Позади нас щёлкнул язык и, повернувшись, я встретилась с мутными серыми глазами монаха. Отец Гариус не мог быть моложе начала времён. Его кожа была жёсткой, как у дракона, а терпение импульсивным. И он всегда олицетворял оттенки серого. Седые волосы. Седые брови. Серая кожа. Серое облачение. Он был одним большим бесцветным пятном.

Однажды он спас мне жизнь, но монастырь не был моим домом.

И отец Гариус знал это.

Он махнул рукой в сторону окна с чёткой командой. Нас гнали прочь из храма. Настало время для ежедневной медитации в саду.

Я лучезарно улыбнулась отцу Гариусу, на что он мягко ответил мне тем же, и со вздохом облегчения покинула библиотеку.

К тому времени, как мы с Оливером вышли на солнечный свет, я уже чувствовала, как надутые губы Оливера заражаются красотой улицы.

— В чём дело? — спросила я, ведя нас в направлении, противоположном саду.

Вместо сада мы двинулись к задней части парка, стремясь добраться до реки, которая извивалась вокруг каменной стены. Стена защищала монастырь от любой возможной угрозы и отделяла нас от внешнего мира.

Оливер остановился и поднял длинную палку, которой он стал прихлопывать стебли сочной травы и танцующих бабочек.

— Это несправедливо, что ты его любимица, когда всё, что ты делаешь, это говоришь.

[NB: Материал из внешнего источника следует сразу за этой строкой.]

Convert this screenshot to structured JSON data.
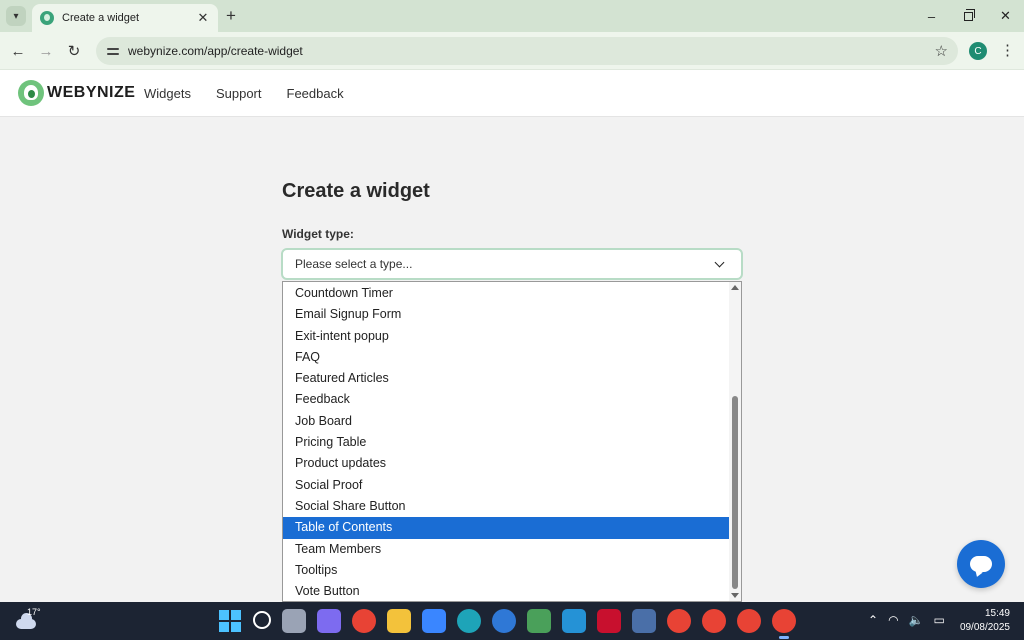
{
  "browser": {
    "tab_title": "Create a widget",
    "url": "webynize.com/app/create-widget",
    "profile_initial": "C",
    "window_controls": {
      "minimize": "–",
      "close": "✕"
    },
    "new_tab": "+",
    "tab_close": "✕"
  },
  "site": {
    "logo_text": "WEBYNIZE",
    "nav": [
      "Widgets",
      "Support",
      "Feedback"
    ]
  },
  "form": {
    "title": "Create a widget",
    "label": "Widget type:",
    "select_placeholder": "Please select a type...",
    "options": [
      "Countdown Timer",
      "Email Signup Form",
      "Exit-intent popup",
      "FAQ",
      "Featured Articles",
      "Feedback",
      "Job Board",
      "Pricing Table",
      "Product updates",
      "Social Proof",
      "Social Share Button",
      "Table of Contents",
      "Team Members",
      "Tooltips",
      "Vote Button"
    ],
    "highlighted_option": "Table of Contents"
  },
  "taskbar": {
    "temperature": "17°",
    "time": "15:49",
    "date": "09/08/2025",
    "apps": [
      {
        "name": "windows-start",
        "color": "#4cc2ff"
      },
      {
        "name": "search",
        "color": "#2b3447"
      },
      {
        "name": "task-view",
        "color": "#9aa3b5"
      },
      {
        "name": "copilot",
        "color": "#7d6bf0"
      },
      {
        "name": "chrome",
        "color": "#e84335"
      },
      {
        "name": "file-explorer",
        "color": "#f3c23b"
      },
      {
        "name": "microsoft-store",
        "color": "#3a86ff"
      },
      {
        "name": "edge",
        "color": "#1ea4b8"
      },
      {
        "name": "edge-dev",
        "color": "#2f78d6"
      },
      {
        "name": "app-green",
        "color": "#4aa05a"
      },
      {
        "name": "app-blue",
        "color": "#2592d6"
      },
      {
        "name": "mcafee",
        "color": "#c8102e"
      },
      {
        "name": "app-monitor",
        "color": "#4a6fa8"
      },
      {
        "name": "chrome-profile-1",
        "color": "#e84335"
      },
      {
        "name": "chrome-profile-2",
        "color": "#e84335"
      },
      {
        "name": "chrome-profile-3",
        "color": "#e84335"
      },
      {
        "name": "chrome-profile-4",
        "color": "#e84335"
      }
    ]
  },
  "colors": {
    "accent": "#1a6dd4",
    "brand_green": "#6fc37c",
    "select_border": "#b8dcc6"
  }
}
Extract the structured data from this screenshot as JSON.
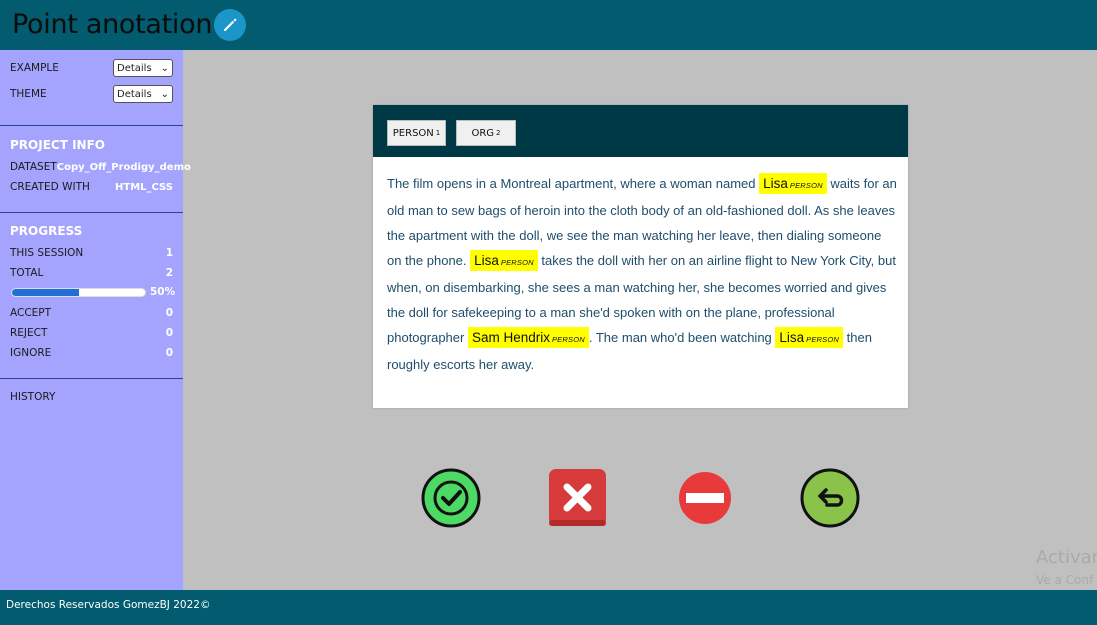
{
  "header": {
    "title": "Point anotation",
    "edit_icon": "pencil-icon"
  },
  "sidebar": {
    "example_label": "EXAMPLE",
    "example_select": "Details",
    "theme_label": "THEME",
    "theme_select": "Details",
    "project_info_title": "PROJECT INFO",
    "dataset_label": "DATASET",
    "dataset_value": "Copy_Off_Prodigy_demo",
    "created_label": "CREATED WITH",
    "created_value": "HTML_CSS",
    "progress_title": "PROGRESS",
    "this_session_label": "THIS SESSION",
    "this_session_value": "1",
    "total_label": "TOTAL",
    "total_value": "2",
    "progress_value": 0.5,
    "progress_pct": "50%",
    "accept_label": "ACCEPT",
    "accept_value": "0",
    "reject_label": "REJECT",
    "reject_value": "0",
    "ignore_label": "IGNORE",
    "ignore_value": "0",
    "history_label": "HISTORY"
  },
  "card": {
    "labels": [
      {
        "name": "PERSON",
        "key": "1"
      },
      {
        "name": "ORG",
        "key": "2"
      }
    ],
    "text_parts": [
      "The film opens in a Montreal apartment, where a woman named ",
      " waits for an old man to sew bags of heroin into the cloth body of an old-fashioned doll. As she leaves the apartment with the doll, we see the man watching her leave, then dialing someone on the phone. ",
      " takes the doll with her on an airline flight to New York City, but when, on disembarking, she sees a man watching her, she becomes worried and gives the doll for safekeeping to a man she'd spoken with on the plane, professional photographer ",
      ". The man who'd been watching ",
      " then roughly escorts her away."
    ],
    "entities": [
      {
        "text": "Lisa",
        "tag": "PERSON"
      },
      {
        "text": "Lisa",
        "tag": "PERSON"
      },
      {
        "text": "Sam Hendrix",
        "tag": "PERSON"
      },
      {
        "text": "Lisa",
        "tag": "PERSON"
      }
    ]
  },
  "actions": {
    "accept_icon": "check-icon",
    "reject_icon": "x-icon",
    "ignore_icon": "no-entry-icon",
    "undo_icon": "undo-icon",
    "colors": {
      "accept": "#4cd964",
      "reject": "#d63a3a",
      "ignore": "#e83a3a",
      "undo": "#8bc34a"
    }
  },
  "footer": {
    "text": "Derechos Reservados GomezBJ 2022©"
  },
  "watermark": {
    "line1": "Activar",
    "line2": "Ve a Conf"
  }
}
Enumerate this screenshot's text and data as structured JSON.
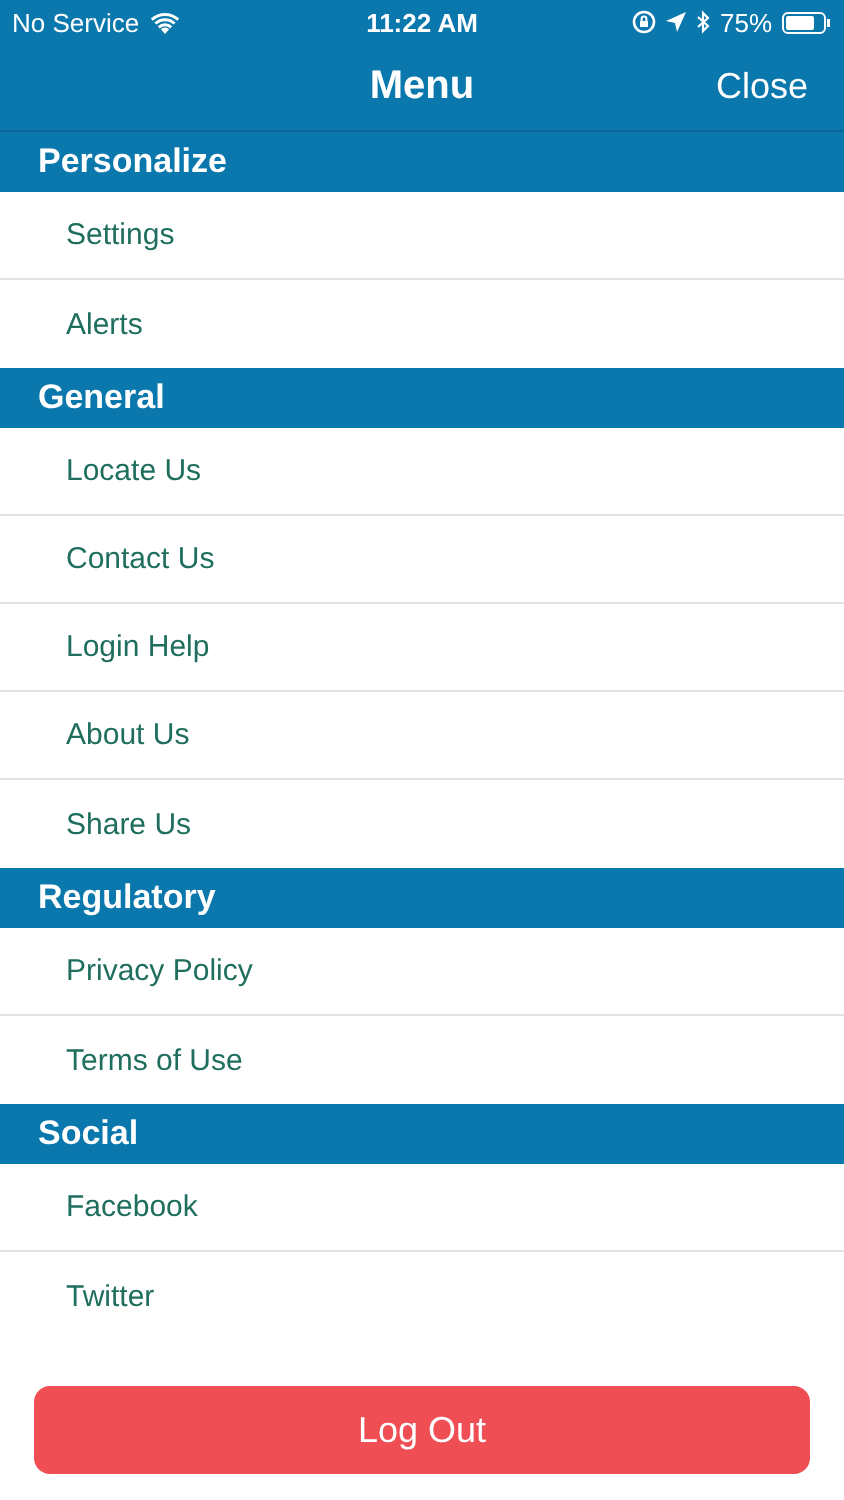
{
  "status_bar": {
    "carrier": "No Service",
    "time": "11:22 AM",
    "battery": "75%"
  },
  "nav_bar": {
    "title": "Menu",
    "close": "Close"
  },
  "sections": [
    {
      "title": "Personalize",
      "items": [
        "Settings",
        "Alerts"
      ]
    },
    {
      "title": "General",
      "items": [
        "Locate Us",
        "Contact Us",
        "Login Help",
        "About Us",
        "Share Us"
      ]
    },
    {
      "title": "Regulatory",
      "items": [
        "Privacy Policy",
        "Terms of Use"
      ]
    },
    {
      "title": "Social",
      "items": [
        "Facebook",
        "Twitter"
      ]
    }
  ],
  "logout_button": "Log Out"
}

Я чуть не подавилась со смеху.

— Думаешь, ты должен быть его любимцем, когда всё, что ты делаешь, это… не говоришь?

— Я с ним с самого детства, — заметил Оливер. — Я ему практически сын. И я говорю, благодаря тебе. На самом деле, мне приказали говорить.

Я наблюдала, как белка бегает кругами вокруг большого красного дуба.

— Я помню его стихотворение «последняя Жатвенная Луна», в котором говорится, что все существа под Великим Светом находятся под его опекой. Он брат тем, кто живёт, и отец тем, кто ищет.

Оливер хмыкнул.

— Но я больше сын, чем большинство.

— Ревность тебе не к лицу, — проворчала я. — Ты мне гораздо больше нравишься, когда просто грустишь.